There are several factors why this is happening. According to Rituparna Chakraborty, executive vice president, TeamLease Services this is a combination of the economy opening up, new business model experiments floating and a spike in domestic consumption, increasing the demand for delivery services.
According to a source from the industry, there is currently a 20-25 percent churn happening in the gig workforce.
Prashant Janadri, CEO and Founder of Taskmo, a Quess Investee company, too has said that they have seen around 20 percent of delivery executives shift to other hyperlocal tasks like riders, field sales, stock audit, marketing and other semi-skilled tasks in the last month.
With the economy opening up and jobs coming back into the picture, many who entered the gig workforce because there were no other jobs, are now moving away as jobs become available.
And those who are still part of the gig workforce are being lured by several new apps in the quick commerce or mobility space flush with funds offering higher incentives.
Bhaskar* who was a delivery partner with Zomato for about four years has now left the platform. He now rides for hyperlocal delivery platform Borzo, which he says is giving him better commissions, as against roughly Rs 20 he was making per order with Zomato.
Shaik Salauddin, national general secretary of the Indian Federation of APP- Based Transport Workers (IFAT), said that out of the roughly 15,000-30,000 delivery executives that larger cities have, around 2000-3000 per state have left these platforms.
"These workers are showing interest in signing up with apps such as Rapido, Uber Moto, and other such mobility platforms," said Salauddin.
Zomato, on the other hand, is in the process of transitioning into a slot-based delivery model where delivery executives will be allowed to log in for 4-hour slots, and if they’re to pick a second such slot, preference is first given to those who are logging in for the first time.

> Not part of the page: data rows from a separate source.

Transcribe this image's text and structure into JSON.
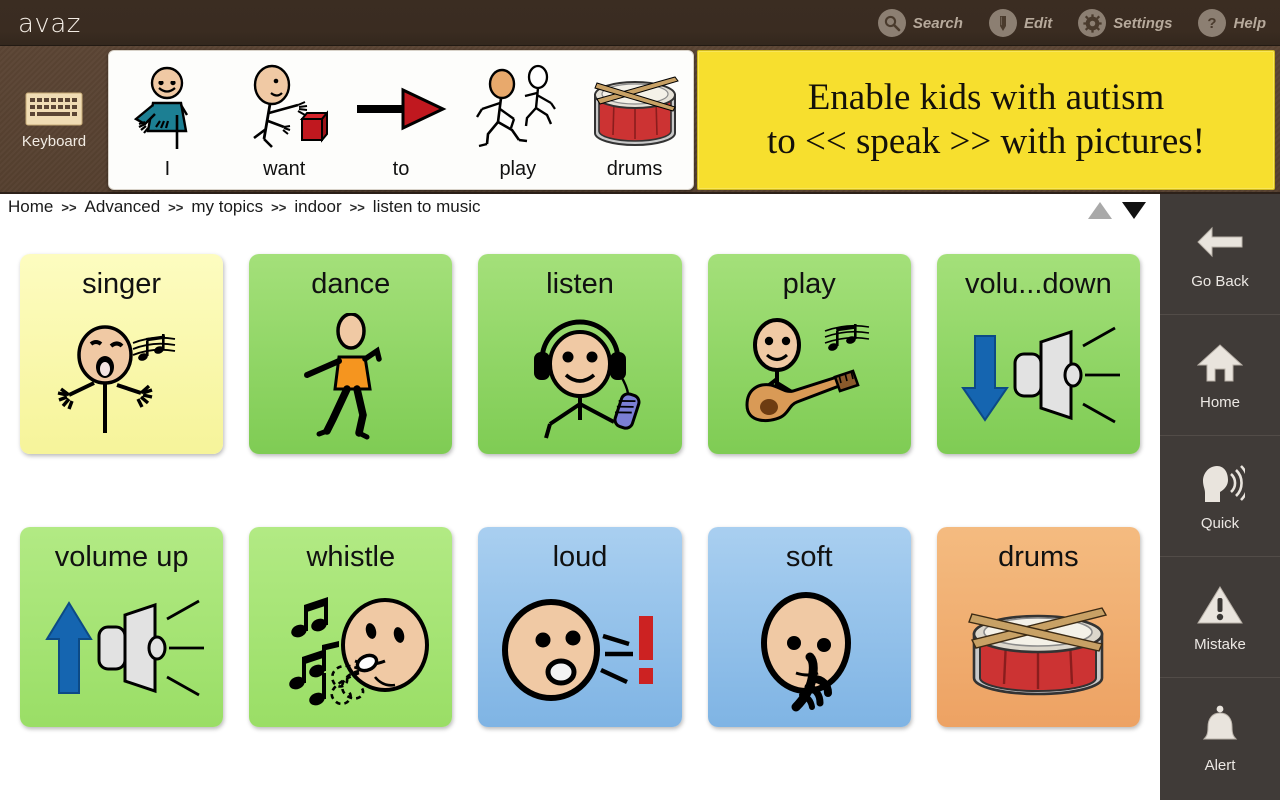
{
  "app": {
    "brand": "avaz"
  },
  "toolbar": {
    "items": [
      {
        "label": "Search",
        "icon": "search-icon"
      },
      {
        "label": "Edit",
        "icon": "pencil-icon"
      },
      {
        "label": "Settings",
        "icon": "gear-icon"
      },
      {
        "label": "Help",
        "icon": "question-icon"
      }
    ]
  },
  "keyboard_button": {
    "label": "Keyboard",
    "icon": "keyboard-icon"
  },
  "sentence_strip": {
    "words": [
      {
        "word": "I",
        "symbol": "person-pointing-self"
      },
      {
        "word": "want",
        "symbol": "person-reaching-for-block"
      },
      {
        "word": "to",
        "symbol": "right-arrow"
      },
      {
        "word": "play",
        "symbol": "two-running-figures"
      },
      {
        "word": "drums",
        "symbol": "snare-drum"
      }
    ]
  },
  "promo": {
    "line1": "Enable kids with autism",
    "line2": "to << speak >> with pictures!",
    "bg_color": "#f7df2e"
  },
  "breadcrumb": {
    "separator": ">>",
    "items": [
      "Home",
      "Advanced",
      "my topics",
      "indoor",
      "listen to music"
    ]
  },
  "scroll": {
    "up_icon": "triangle-up-icon",
    "down_icon": "triangle-down-icon"
  },
  "grid": {
    "cards": [
      {
        "label": "singer",
        "theme": "bg-yellow",
        "art": "singer"
      },
      {
        "label": "dance",
        "theme": "bg-green",
        "art": "dance"
      },
      {
        "label": "listen",
        "theme": "bg-green",
        "art": "listen"
      },
      {
        "label": "play",
        "theme": "bg-green",
        "art": "play"
      },
      {
        "label": "volu...down",
        "theme": "bg-green",
        "art": "volume-down"
      },
      {
        "label": "volume up",
        "theme": "bg-green2",
        "art": "volume-up"
      },
      {
        "label": "whistle",
        "theme": "bg-green2",
        "art": "whistle"
      },
      {
        "label": "loud",
        "theme": "bg-blue",
        "art": "loud"
      },
      {
        "label": "soft",
        "theme": "bg-blue",
        "art": "soft"
      },
      {
        "label": "drums",
        "theme": "bg-orange",
        "art": "drums"
      }
    ]
  },
  "sidebar": {
    "items": [
      {
        "label": "Go Back",
        "icon": "back-arrow-icon"
      },
      {
        "label": "Home",
        "icon": "home-icon"
      },
      {
        "label": "Quick",
        "icon": "speaking-head-icon"
      },
      {
        "label": "Mistake",
        "icon": "warning-triangle-icon"
      },
      {
        "label": "Alert",
        "icon": "bell-icon"
      }
    ]
  },
  "colors": {
    "topbar": "#3b2d22",
    "sentencebar": "#5b4534",
    "sidebar": "#403b38",
    "promo": "#f7df2e"
  }
}
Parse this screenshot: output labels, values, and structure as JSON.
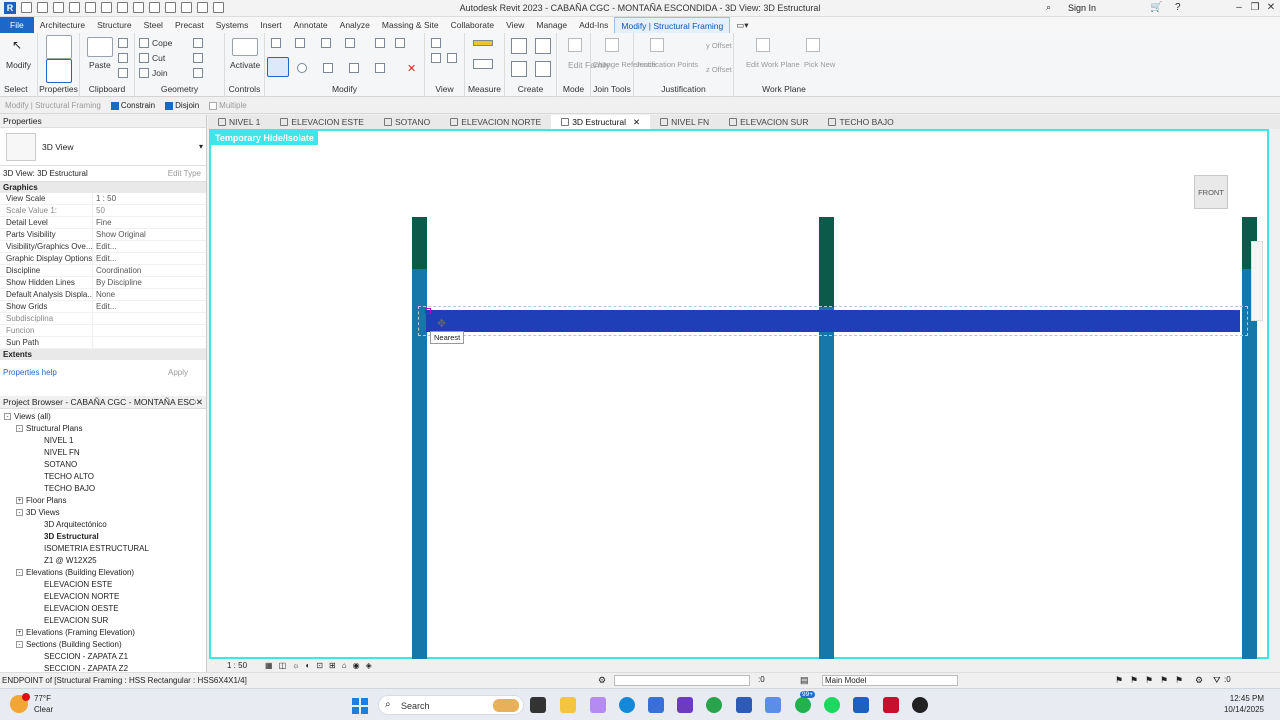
{
  "window": {
    "title": "Autodesk Revit 2023 - CABAÑA CGC - MONTAÑA ESCONDIDA - 3D View: 3D Estructural",
    "sign_in": "Sign In"
  },
  "menu": {
    "items": [
      "File",
      "Architecture",
      "Structure",
      "Steel",
      "Precast",
      "Systems",
      "Insert",
      "Annotate",
      "Analyze",
      "Massing & Site",
      "Collaborate",
      "View",
      "Manage",
      "Add-Ins",
      "Modify | Structural Framing"
    ]
  },
  "ribbon": {
    "modify": "Modify",
    "select": "Select",
    "properties": "Properties",
    "paste": "Paste",
    "clipboard": "Clipboard",
    "cope": "Cope",
    "cut": "Cut",
    "join": "Join",
    "geometry": "Geometry",
    "activate": "Activate",
    "controls": "Controls",
    "modify_group": "Modify",
    "view": "View",
    "measure": "Measure",
    "create": "Create",
    "edit_family": "Edit Family",
    "change_reference": "Change Reference",
    "justification_points": "Justification Points",
    "mode": "Mode",
    "join_tools": "Join Tools",
    "justification": "Justification",
    "y_offset": "y Offset",
    "z_offset": "z Offset",
    "edit_work_plane": "Edit Work Plane",
    "pick_new": "Pick New",
    "work_plane": "Work Plane"
  },
  "options_bar": {
    "context": "Modify | Structural Framing",
    "constrain": "Constrain",
    "disjoin": "Disjoin",
    "multiple": "Multiple"
  },
  "view_tabs": [
    {
      "label": "NIVEL 1"
    },
    {
      "label": "ELEVACION ESTE"
    },
    {
      "label": "SOTANO"
    },
    {
      "label": "ELEVACION NORTE"
    },
    {
      "label": "3D Estructural"
    },
    {
      "label": "NIVEL FN"
    },
    {
      "label": "ELEVACION SUR"
    },
    {
      "label": "TECHO BAJO"
    }
  ],
  "properties": {
    "title": "Properties",
    "type_name": "3D View",
    "selector": "3D View: 3D Estructural",
    "edit_type": "Edit Type",
    "graphics_section": "Graphics",
    "rows": [
      {
        "k": "View Scale",
        "v": "1 : 50"
      },
      {
        "k": "Scale Value    1:",
        "v": "50"
      },
      {
        "k": "Detail Level",
        "v": "Fine"
      },
      {
        "k": "Parts Visibility",
        "v": "Show Original"
      },
      {
        "k": "Visibility/Graphics Ove...",
        "v": "Edit..."
      },
      {
        "k": "Graphic Display Options",
        "v": "Edit..."
      },
      {
        "k": "Discipline",
        "v": "Coordination"
      },
      {
        "k": "Show Hidden Lines",
        "v": "By Discipline"
      },
      {
        "k": "Default Analysis Displa...",
        "v": "None"
      },
      {
        "k": "Show Grids",
        "v": "Edit..."
      },
      {
        "k": "Subdisciplina",
        "v": ""
      },
      {
        "k": "Funcion",
        "v": ""
      },
      {
        "k": "Sun Path",
        "v": ""
      }
    ],
    "extents_section": "Extents",
    "help": "Properties help",
    "apply": "Apply"
  },
  "project_browser": {
    "title": "Project Browser - CABAÑA CGC - MONTAÑA ESCON...",
    "items": [
      {
        "label": "Views (all)",
        "level": 1,
        "tog": "-"
      },
      {
        "label": "Structural Plans",
        "level": 2,
        "tog": "-"
      },
      {
        "label": "NIVEL 1",
        "level": 3
      },
      {
        "label": "NIVEL FN",
        "level": 3
      },
      {
        "label": "SOTANO",
        "level": 3
      },
      {
        "label": "TECHO ALTO",
        "level": 3
      },
      {
        "label": "TECHO BAJO",
        "level": 3
      },
      {
        "label": "Floor Plans",
        "level": 2,
        "tog": "+"
      },
      {
        "label": "3D Views",
        "level": 2,
        "tog": "-"
      },
      {
        "label": "3D Arquitectónico",
        "level": 3
      },
      {
        "label": "3D Estructural",
        "level": 3,
        "bold": true
      },
      {
        "label": "ISOMETRIA ESTRUCTURAL",
        "level": 3
      },
      {
        "label": "Z1 @ W12X25",
        "level": 3
      },
      {
        "label": "Elevations (Building Elevation)",
        "level": 2,
        "tog": "-"
      },
      {
        "label": "ELEVACION ESTE",
        "level": 3
      },
      {
        "label": "ELEVACION NORTE",
        "level": 3
      },
      {
        "label": "ELEVACION OESTE",
        "level": 3
      },
      {
        "label": "ELEVACION SUR",
        "level": 3
      },
      {
        "label": "Elevations (Framing Elevation)",
        "level": 2,
        "tog": "+"
      },
      {
        "label": "Sections (Building Section)",
        "level": 2,
        "tog": "-"
      },
      {
        "label": "SECCION - ZAPATA Z1",
        "level": 3
      },
      {
        "label": "SECCION - ZAPATA Z2",
        "level": 3
      }
    ]
  },
  "viewport": {
    "banner": "Temporary Hide/Isolate",
    "viewcube": "FRONT",
    "snap_tooltip": "Nearest"
  },
  "view_controls": {
    "scale": "1 : 50"
  },
  "status": {
    "text": "ENDPOINT of [Structural Framing : HSS Rectangular : HSS6X4X1/4]",
    "select_count": ":0",
    "model": "Main Model",
    "filter_count": ":0"
  },
  "taskbar": {
    "weather_temp": "77°F",
    "weather_desc": "Clear",
    "search": "Search",
    "time": "12:45 PM",
    "date": "10/14/2025",
    "notif_badge": "99+"
  }
}
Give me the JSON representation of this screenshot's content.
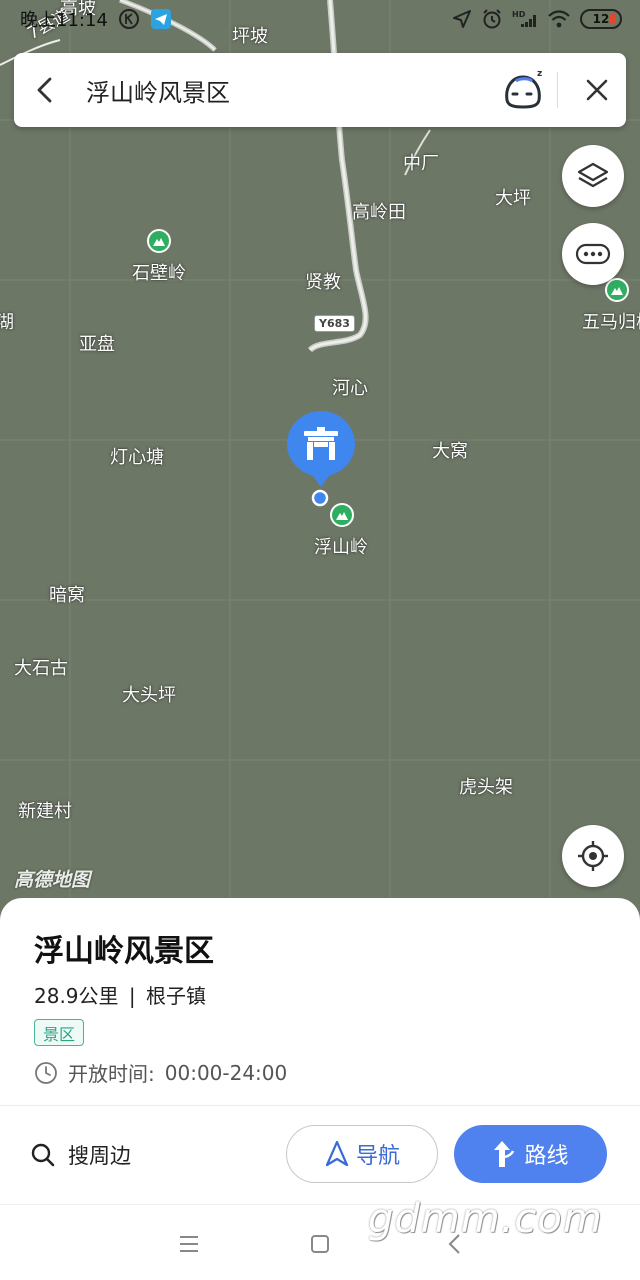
{
  "status_bar": {
    "time": "晚上11:14",
    "battery": "12"
  },
  "search": {
    "query": "浮山岭风景区"
  },
  "map": {
    "provider_logo": "高德地图",
    "road_badge": "Y683",
    "road_label": "7县道",
    "top_labels": [
      "高坡",
      "坪坡"
    ],
    "places": [
      {
        "name": "中厂"
      },
      {
        "name": "大坪"
      },
      {
        "name": "高岭田"
      },
      {
        "name": "石壁岭"
      },
      {
        "name": "贤教"
      },
      {
        "name": "五马归槽"
      },
      {
        "name": "湖"
      },
      {
        "name": "亚盘"
      },
      {
        "name": "河心"
      },
      {
        "name": "灯心塘"
      },
      {
        "name": "大窝"
      },
      {
        "name": "浮山岭"
      },
      {
        "name": "暗窝"
      },
      {
        "name": "大石古"
      },
      {
        "name": "大头坪"
      },
      {
        "name": "虎头架"
      },
      {
        "name": "新建村"
      }
    ]
  },
  "poi": {
    "title": "浮山岭风景区",
    "distance": "28.9公里",
    "separator": "|",
    "town": "根子镇",
    "tag": "景区",
    "hours_label": "开放时间:",
    "hours_value": "00:00-24:00"
  },
  "actions": {
    "nearby": "搜周边",
    "navigate": "导航",
    "route": "路线"
  },
  "watermark": "gdmm.com",
  "colors": {
    "map_bg": "#6d7766",
    "accent_blue": "#4f82ee",
    "tag_green": "#2fa387",
    "peak_green": "#2fae62"
  }
}
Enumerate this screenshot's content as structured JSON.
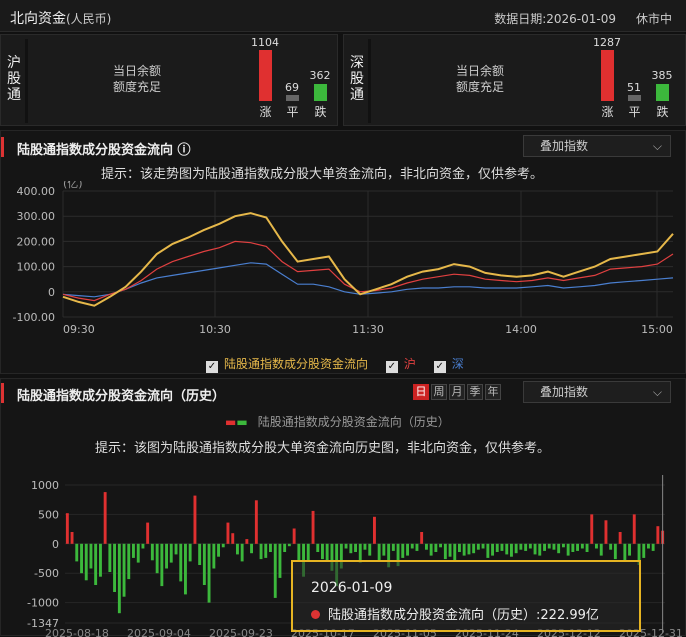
{
  "header": {
    "title": "北向资金",
    "subtitle": "(人民币)",
    "date": "数据日期:2026-01-09",
    "status": "休市中"
  },
  "sh_panel": {
    "label": "沪股通",
    "balance_label": "当日余额",
    "balance_value": "额度充足",
    "up": "1104",
    "flat": "69",
    "down": "362",
    "up_label": "涨",
    "flat_label": "平",
    "down_label": "跌"
  },
  "sz_panel": {
    "label": "深股通",
    "balance_label": "当日余额",
    "balance_value": "额度充足",
    "up": "1287",
    "flat": "51",
    "down": "385",
    "up_label": "涨",
    "flat_label": "平",
    "down_label": "跌"
  },
  "intraday": {
    "title": "陆股通指数成分股资金流向 ⓘ",
    "overlay": "叠加指数",
    "hint": "提示：该走势图为陆股通指数成分股大单资金流向，非北向资金，仅供参考。",
    "legend": [
      "陆股通指数成分股资金流向",
      "沪",
      "深"
    ]
  },
  "history": {
    "title": "陆股通指数成分股资金流向（历史）",
    "overlay": "叠加指数",
    "tabs": [
      "日",
      "周",
      "月",
      "季",
      "年"
    ],
    "legend_label": "陆股通指数成分股资金流向（历史）",
    "hint": "提示：该图为陆股通指数成分股大单资金流向历史图，非北向资金，仅供参考。",
    "x_ticks": [
      "2025-08-18",
      "2025-09-04",
      "2025-09-23",
      "2025-10-17",
      "2025-11-05",
      "2025-11-24",
      "2025-12-12",
      "2025-12-31"
    ]
  },
  "tooltip": {
    "date": "2026-01-09",
    "label": "陆股通指数成分股资金流向（历史）",
    "value": ":222.99亿"
  },
  "colors": {
    "total": "#e6b84a",
    "sh": "#e04040",
    "sz": "#4a7fd0",
    "up": "#e03030",
    "down": "#3cb83c",
    "flat": "#666666"
  },
  "chart_data": [
    {
      "type": "line",
      "unit": "(亿)",
      "x_ticks": [
        "09:30",
        "10:30",
        "11:30",
        "14:00",
        "15:00"
      ],
      "ylim": [
        -100,
        400
      ],
      "y_ticks": [
        "400.00",
        "300.00",
        "200.00",
        "100.00",
        "0",
        "-100.00"
      ],
      "grid": true,
      "series": [
        {
          "name": "陆股通指数成分股资金流向",
          "values": [
            -20,
            -40,
            -55,
            -20,
            20,
            80,
            150,
            190,
            215,
            245,
            270,
            300,
            312,
            295,
            200,
            120,
            130,
            140,
            50,
            -10,
            10,
            30,
            60,
            80,
            90,
            110,
            100,
            75,
            65,
            60,
            65,
            80,
            60,
            80,
            100,
            130,
            140,
            150,
            160,
            230
          ]
        },
        {
          "name": "沪",
          "values": [
            -10,
            -25,
            -35,
            -10,
            10,
            45,
            90,
            120,
            140,
            160,
            175,
            200,
            195,
            180,
            120,
            80,
            85,
            90,
            30,
            0,
            5,
            15,
            35,
            50,
            60,
            70,
            65,
            50,
            45,
            40,
            45,
            55,
            45,
            55,
            65,
            90,
            95,
            100,
            110,
            150
          ]
        },
        {
          "name": "深",
          "values": [
            -10,
            -15,
            -20,
            -10,
            10,
            35,
            55,
            65,
            75,
            85,
            95,
            105,
            115,
            110,
            70,
            30,
            30,
            20,
            0,
            -10,
            -5,
            0,
            10,
            15,
            15,
            20,
            20,
            15,
            15,
            15,
            20,
            25,
            15,
            20,
            25,
            35,
            40,
            45,
            50,
            55
          ]
        }
      ]
    },
    {
      "type": "bar",
      "name": "陆股通指数成分股资金流向（历史）",
      "ylim": [
        -1347,
        1000
      ],
      "y_ticks": [
        "1000",
        "500",
        "0",
        "-500",
        "-1000",
        "-1347"
      ],
      "values": [
        520,
        200,
        -300,
        -500,
        -620,
        -420,
        -700,
        -560,
        880,
        -480,
        -820,
        -1180,
        -900,
        -600,
        -240,
        -320,
        -80,
        360,
        -280,
        -500,
        -720,
        -420,
        -320,
        -180,
        -640,
        -860,
        -300,
        820,
        -360,
        -700,
        -1000,
        -420,
        -220,
        -60,
        360,
        180,
        -180,
        -300,
        80,
        -160,
        740,
        -260,
        -240,
        -140,
        -920,
        -580,
        -140,
        -40,
        260,
        -280,
        -560,
        -300,
        560,
        -140,
        -260,
        -280,
        -460,
        -720,
        -420,
        -80,
        -160,
        -140,
        -320,
        -100,
        -200,
        460,
        -300,
        -200,
        -400,
        -120,
        -380,
        -240,
        -200,
        -80,
        -120,
        200,
        -100,
        -200,
        -140,
        -60,
        -260,
        -220,
        -300,
        -140,
        -200,
        -180,
        -160,
        -100,
        -80,
        -240,
        -200,
        -140,
        -120,
        -180,
        -220,
        -160,
        -100,
        -120,
        -80,
        -180,
        -200,
        -120,
        -80,
        -100,
        -160,
        -60,
        -200,
        -140,
        -120,
        -80,
        -140,
        500,
        -80,
        -200,
        400,
        -100,
        -260,
        200,
        -300,
        -200,
        500,
        -360,
        -240,
        -80,
        -120,
        300,
        223
      ]
    }
  ]
}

While Zomato’s new model is aimed at addressing the problem of long working hours of delivery executives, some delivery workers are unhappy with this model. According to them, this limits the number of deliveries their able to make, thus limiting their earnings.
Industry experts, delivery executives and associations say that in addition to the reasons above, the hot weather and rising fuel costs are also pushing delivery executives away from these apps.
“It is so hot that working in the afternoon is painful, especially because we have to wait outdoors on the road waiting for orders to come in and then ride or cycle in this heat to delivery that order. And on top of that, I have to pay almost 120 per litre for petrol, which leaves me with nothing in hand by the end of the day,” a food delivery executive in Mumbai said.
The only way to address this problem, experts say, is better pay incentives that make gig work a sustainable work option for these workers.
“With these companies, especially the listed ones like Zomato now having to focus on turning profitable, they’re unable to lure workers with very high commissions or benefits anymore, unlike the new startups that are raising funds and luring gig workers. If the churn is to reduce, the only way to do that is for platforms to sell long-term association value to these gig workers to remain with them,” TeamLease's Chakraborty adds.